Quelquefois, dans nos jours consacrés aux douleurs,
Par la main du plaisir nous essuyons nos pleurs ;
Mais le plaisir s'envole, et passe comme une ombre ;
Nos chagrins, nos regrets, nos pertes, sont sans nombre.
Le passé n'est pour nous qu'un triste souvenir ;
Le présent est affreux, s'il n'est point d'avenir,
Si la nuit du tombeau détruit l'être qui pense.
Un jour tout sera bien, voilà notre espérance ;

Tout est bien aujourd'hui, voilà l'illusion.
Les sages me trompaient, et Dieu seul a raison.
Humble dans mes soupirs, soumis dans ma souffrance,
Je ne m'élève point contre la Providence. »

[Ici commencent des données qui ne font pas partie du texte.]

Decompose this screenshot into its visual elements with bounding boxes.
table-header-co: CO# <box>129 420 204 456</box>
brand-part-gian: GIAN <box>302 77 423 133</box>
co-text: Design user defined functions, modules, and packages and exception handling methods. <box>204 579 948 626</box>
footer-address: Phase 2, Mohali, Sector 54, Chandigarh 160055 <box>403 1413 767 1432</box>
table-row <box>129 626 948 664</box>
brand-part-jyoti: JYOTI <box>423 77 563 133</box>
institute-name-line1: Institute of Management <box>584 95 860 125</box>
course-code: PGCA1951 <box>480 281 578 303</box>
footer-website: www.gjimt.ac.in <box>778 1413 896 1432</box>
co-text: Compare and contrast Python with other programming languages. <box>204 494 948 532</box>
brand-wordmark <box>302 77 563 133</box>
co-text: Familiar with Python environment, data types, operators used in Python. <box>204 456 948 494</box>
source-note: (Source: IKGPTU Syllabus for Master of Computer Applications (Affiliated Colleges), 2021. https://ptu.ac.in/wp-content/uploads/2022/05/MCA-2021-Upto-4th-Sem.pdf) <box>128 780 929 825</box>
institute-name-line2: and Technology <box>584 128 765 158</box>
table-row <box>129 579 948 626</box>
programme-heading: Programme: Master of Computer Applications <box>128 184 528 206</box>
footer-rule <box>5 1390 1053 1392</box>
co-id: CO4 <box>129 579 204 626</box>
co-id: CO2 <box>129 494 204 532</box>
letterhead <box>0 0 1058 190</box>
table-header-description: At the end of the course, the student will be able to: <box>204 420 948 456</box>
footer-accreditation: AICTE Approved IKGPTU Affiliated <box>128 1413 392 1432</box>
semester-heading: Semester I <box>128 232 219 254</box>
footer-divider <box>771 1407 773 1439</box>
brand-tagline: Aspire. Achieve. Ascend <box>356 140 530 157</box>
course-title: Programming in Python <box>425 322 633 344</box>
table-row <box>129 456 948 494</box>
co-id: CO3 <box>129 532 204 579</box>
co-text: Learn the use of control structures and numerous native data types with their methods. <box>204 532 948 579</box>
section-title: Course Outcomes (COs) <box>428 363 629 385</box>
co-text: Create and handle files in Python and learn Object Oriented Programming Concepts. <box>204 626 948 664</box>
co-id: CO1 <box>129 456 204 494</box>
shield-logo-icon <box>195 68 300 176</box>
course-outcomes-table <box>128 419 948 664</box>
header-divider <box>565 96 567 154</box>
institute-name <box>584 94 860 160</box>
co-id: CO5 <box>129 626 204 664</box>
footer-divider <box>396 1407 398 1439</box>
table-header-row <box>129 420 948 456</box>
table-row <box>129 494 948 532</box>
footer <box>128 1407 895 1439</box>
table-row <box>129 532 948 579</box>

Qu'aurait-il pu choisir d'autre ? La sortie en trombe contre l'immense cruauté de l'Act of God lui aurait attiré de gros ennuis. N'oublions pas que l'Inquisition sévissait encore à l'époque ; il la dénonçait avec prudence. Si la pensée de Voltaire eut des répercussions révolutionnaires, le philosophe était loin d'être dissident. Il conspuait l'Église pour ses infamies, mais il savait bien que la foi constituait un élément de concorde indispensable, et il comptait parmi ses amis de nombreux ecclésiastiques.

Voltaire a initié le premier coup de grâce. Aujourd'hui, Dieu est mort. Nietzsche l'a constaté. Mais dans l'avion sur le point de s'écraser, on prie encore silencieusement, à tout hasard, comme un défi lancé à Dieu de prouver son existence. Même si la raison nous empêche d'y croire, nous sommes toujours dotés d'un module mental programmé pour appeler À l'aide ! : c'est ce que Voltaire appelait l'espérance.

[1] Voir le texte Dieu plaide coupable (Le Shack), Philo5 2012.

[2] Voltaire, Poème sur le désastre de Lisbonne (1756), Hachette © 2013, OEuvres complètes Garnier, 1877, tome 9.

[3] Ce vers rappelle la chanson de Paul Simon : Everything Put Together Falls Apart, 1972.